What seems clear is that the company’s various investors have been wagering for a long time that Root’s tech will eventually allow it to build a more-profitable-than-its-peers-per-dollar-of-premium insurance company. That the market is losing interest in the concept at this point, after helping the company raise lots of money in 2020 to help it reach its full potential, is just odd.

Coinbase’s declines, you could argue, are due to the decline in the price of Bitcoin since the company’s direct listing, but the cryptocurrency is today worth around $50,000, up from around $7,500 a year ago. Surely Coinbase baked some variance in the price of crypto into its valuation? If the recent dip is to blame, Coinbase stock is going to have a hell of a public life.

After all, the company was incredibly clear that some swings in the value of cryptos would occur!

In Coinbase’s case, there are two ways to think about its value. The first is based on an estimation that the consumer trading volume of cryptocurrencies will continue to rise over the coming quarters. If that’s your take, Coinbase should be able to grow like mad. That’s what its early Q1 2021 numbers seemed to indicate before its direct listing, and the sentiment drove its value. Did all those folks give up since? I doubt it. But the value of Coinbase has fallen enough that you have to wonder how much growth has been removed from its worth in its repricing.

Everyone is just guessing when it comes to the future of cryptocurrencies. So perhaps that’s why the value of Coinbase has been so volatile. If everyone is just taking a stab, is anyone really wrong?

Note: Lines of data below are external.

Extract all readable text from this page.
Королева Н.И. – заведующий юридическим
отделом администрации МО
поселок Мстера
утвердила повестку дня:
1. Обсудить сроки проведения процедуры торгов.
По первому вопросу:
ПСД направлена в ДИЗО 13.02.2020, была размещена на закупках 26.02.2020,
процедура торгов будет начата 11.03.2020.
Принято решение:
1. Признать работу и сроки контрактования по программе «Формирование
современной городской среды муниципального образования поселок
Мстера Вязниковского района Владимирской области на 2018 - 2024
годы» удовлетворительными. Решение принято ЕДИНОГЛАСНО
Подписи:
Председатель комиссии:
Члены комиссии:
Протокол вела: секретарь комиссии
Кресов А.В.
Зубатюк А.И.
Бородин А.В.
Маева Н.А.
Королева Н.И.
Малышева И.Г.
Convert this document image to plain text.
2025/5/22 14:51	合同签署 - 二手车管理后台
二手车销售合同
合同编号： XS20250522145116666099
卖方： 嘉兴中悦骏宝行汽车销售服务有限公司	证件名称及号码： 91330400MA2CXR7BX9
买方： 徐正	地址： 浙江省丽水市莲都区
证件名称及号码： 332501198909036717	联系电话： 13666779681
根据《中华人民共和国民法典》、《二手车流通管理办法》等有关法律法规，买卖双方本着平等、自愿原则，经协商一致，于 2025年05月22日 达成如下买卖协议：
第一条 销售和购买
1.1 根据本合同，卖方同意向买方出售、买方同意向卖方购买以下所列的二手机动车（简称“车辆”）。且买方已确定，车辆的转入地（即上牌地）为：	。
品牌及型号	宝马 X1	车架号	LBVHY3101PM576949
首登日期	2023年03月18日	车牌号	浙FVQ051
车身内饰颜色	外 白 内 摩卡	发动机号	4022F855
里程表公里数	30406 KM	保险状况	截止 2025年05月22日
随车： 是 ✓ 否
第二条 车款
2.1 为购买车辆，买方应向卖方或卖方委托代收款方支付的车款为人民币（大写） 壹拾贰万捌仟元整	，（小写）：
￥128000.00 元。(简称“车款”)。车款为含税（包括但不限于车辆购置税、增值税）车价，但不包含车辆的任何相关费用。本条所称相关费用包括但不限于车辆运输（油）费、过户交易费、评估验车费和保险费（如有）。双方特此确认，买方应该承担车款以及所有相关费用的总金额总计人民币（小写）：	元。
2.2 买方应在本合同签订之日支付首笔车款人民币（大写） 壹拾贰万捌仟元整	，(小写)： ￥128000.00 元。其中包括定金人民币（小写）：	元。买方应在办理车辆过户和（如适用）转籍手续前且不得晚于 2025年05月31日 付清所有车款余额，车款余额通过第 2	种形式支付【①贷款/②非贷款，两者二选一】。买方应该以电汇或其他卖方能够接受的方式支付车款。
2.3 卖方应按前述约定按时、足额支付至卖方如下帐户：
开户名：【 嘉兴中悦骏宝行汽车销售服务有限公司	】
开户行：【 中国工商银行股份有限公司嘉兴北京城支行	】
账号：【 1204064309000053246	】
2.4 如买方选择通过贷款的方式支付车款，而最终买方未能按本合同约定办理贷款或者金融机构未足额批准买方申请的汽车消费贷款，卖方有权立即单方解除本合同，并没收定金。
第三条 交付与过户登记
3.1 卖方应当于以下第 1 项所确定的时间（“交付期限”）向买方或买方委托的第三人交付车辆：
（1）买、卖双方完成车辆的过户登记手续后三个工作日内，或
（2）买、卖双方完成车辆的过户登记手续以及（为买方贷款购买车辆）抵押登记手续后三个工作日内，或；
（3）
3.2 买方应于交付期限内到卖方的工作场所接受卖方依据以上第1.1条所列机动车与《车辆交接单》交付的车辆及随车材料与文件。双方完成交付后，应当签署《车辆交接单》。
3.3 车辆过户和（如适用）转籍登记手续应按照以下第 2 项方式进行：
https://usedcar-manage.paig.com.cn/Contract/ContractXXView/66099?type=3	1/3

The UiPath portion of our chat has been written about enough lately to avoid a reprise, but whatever bankers talked the company into an early IPO price range as low as $43 should be forced to give back their bonuses.

One small note, however, because I can’t help myself: UiPath’s share price is a wager that it manages to leave robotic process automation behind as the tech’s importance fades thanks to an accelerating digital transformation among companies big and small, and improvements to software in general. It appears that the public markets are very bullish on the company executing that evolution. We’ll see!

This is why I only buy index funds. No one knows what anything (interesting) is worth.